En vous remerciant d’avance pour votre réponse, je vous adresse,
Madame, Monsieur, mes sincères salutations.”
Dans sa réponse du 9 juillet 2014, le SDE a conclu au rejet du
recours et au maintien de la décision querellée en ce qui concerne le
principe même de la suspension infligée. Il observe à cet effet que
l’horaire lié à l’emploi assigné par l’ORP ne correspondait certes pas aux
souhaits de la recourante mais était conforme à la pratique s’agissant d’un
poste de réceptionniste.

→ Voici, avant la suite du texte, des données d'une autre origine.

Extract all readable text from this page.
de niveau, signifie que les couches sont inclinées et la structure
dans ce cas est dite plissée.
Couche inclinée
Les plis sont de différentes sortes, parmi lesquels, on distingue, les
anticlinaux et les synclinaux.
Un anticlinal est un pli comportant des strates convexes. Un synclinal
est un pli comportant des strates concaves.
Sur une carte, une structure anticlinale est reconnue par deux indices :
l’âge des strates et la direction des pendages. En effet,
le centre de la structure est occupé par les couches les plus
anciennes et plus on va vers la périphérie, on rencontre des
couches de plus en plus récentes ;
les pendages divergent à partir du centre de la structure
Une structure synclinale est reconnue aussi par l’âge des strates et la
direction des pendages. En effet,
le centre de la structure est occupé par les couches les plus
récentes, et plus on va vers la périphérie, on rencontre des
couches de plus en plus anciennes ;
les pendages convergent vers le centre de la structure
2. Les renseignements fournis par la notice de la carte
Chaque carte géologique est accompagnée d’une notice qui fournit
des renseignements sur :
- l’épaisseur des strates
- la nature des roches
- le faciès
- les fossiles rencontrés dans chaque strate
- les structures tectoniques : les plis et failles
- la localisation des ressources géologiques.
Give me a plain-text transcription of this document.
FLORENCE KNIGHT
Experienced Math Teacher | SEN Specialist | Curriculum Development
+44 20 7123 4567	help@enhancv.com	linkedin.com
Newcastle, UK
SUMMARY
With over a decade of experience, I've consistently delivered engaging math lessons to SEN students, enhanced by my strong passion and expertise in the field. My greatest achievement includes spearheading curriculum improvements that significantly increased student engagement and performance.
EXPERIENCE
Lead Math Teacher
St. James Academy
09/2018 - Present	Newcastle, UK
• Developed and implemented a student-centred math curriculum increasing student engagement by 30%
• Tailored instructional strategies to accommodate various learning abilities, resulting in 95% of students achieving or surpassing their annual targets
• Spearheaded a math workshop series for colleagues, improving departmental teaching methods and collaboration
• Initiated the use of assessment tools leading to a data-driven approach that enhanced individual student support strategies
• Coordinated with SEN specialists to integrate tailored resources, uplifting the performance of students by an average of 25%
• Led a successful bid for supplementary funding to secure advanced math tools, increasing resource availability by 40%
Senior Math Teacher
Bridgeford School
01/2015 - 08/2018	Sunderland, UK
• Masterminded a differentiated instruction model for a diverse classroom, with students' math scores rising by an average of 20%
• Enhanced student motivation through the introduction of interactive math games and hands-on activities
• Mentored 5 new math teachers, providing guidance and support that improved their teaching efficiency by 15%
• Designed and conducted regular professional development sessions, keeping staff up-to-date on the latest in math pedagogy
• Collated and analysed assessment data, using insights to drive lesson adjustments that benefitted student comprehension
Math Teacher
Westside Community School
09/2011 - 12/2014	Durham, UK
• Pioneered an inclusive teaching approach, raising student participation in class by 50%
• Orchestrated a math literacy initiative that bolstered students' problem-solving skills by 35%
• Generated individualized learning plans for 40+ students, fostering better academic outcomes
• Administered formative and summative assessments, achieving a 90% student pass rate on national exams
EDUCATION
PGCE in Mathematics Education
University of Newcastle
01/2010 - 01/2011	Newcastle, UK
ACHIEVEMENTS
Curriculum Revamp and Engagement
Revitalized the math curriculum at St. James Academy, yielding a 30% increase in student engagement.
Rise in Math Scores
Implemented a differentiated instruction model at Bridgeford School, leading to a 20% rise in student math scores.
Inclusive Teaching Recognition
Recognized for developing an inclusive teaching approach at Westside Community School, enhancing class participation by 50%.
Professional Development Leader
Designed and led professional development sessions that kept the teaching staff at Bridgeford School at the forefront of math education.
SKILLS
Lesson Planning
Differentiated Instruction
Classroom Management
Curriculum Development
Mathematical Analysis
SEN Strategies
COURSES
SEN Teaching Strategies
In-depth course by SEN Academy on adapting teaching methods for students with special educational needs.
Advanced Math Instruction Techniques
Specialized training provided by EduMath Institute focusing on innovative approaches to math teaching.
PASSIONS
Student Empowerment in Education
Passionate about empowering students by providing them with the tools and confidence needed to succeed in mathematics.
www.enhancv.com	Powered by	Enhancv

Concernant les arguments invoqués
subsidiairement par la recourante, l’intimé dit s’en remettre à justice.
Au terme d’un second échange d’écritures des 19 août et 27
août 2014, les parties ont chacune indiqué maintenir leurs positions
respectives.
E n d r o i t :
1.a) Les dispositions de la LPGA (loi fédérale du 6 octobre 2000
sur la partie générale du droit des assurances sociales, RS 830.1)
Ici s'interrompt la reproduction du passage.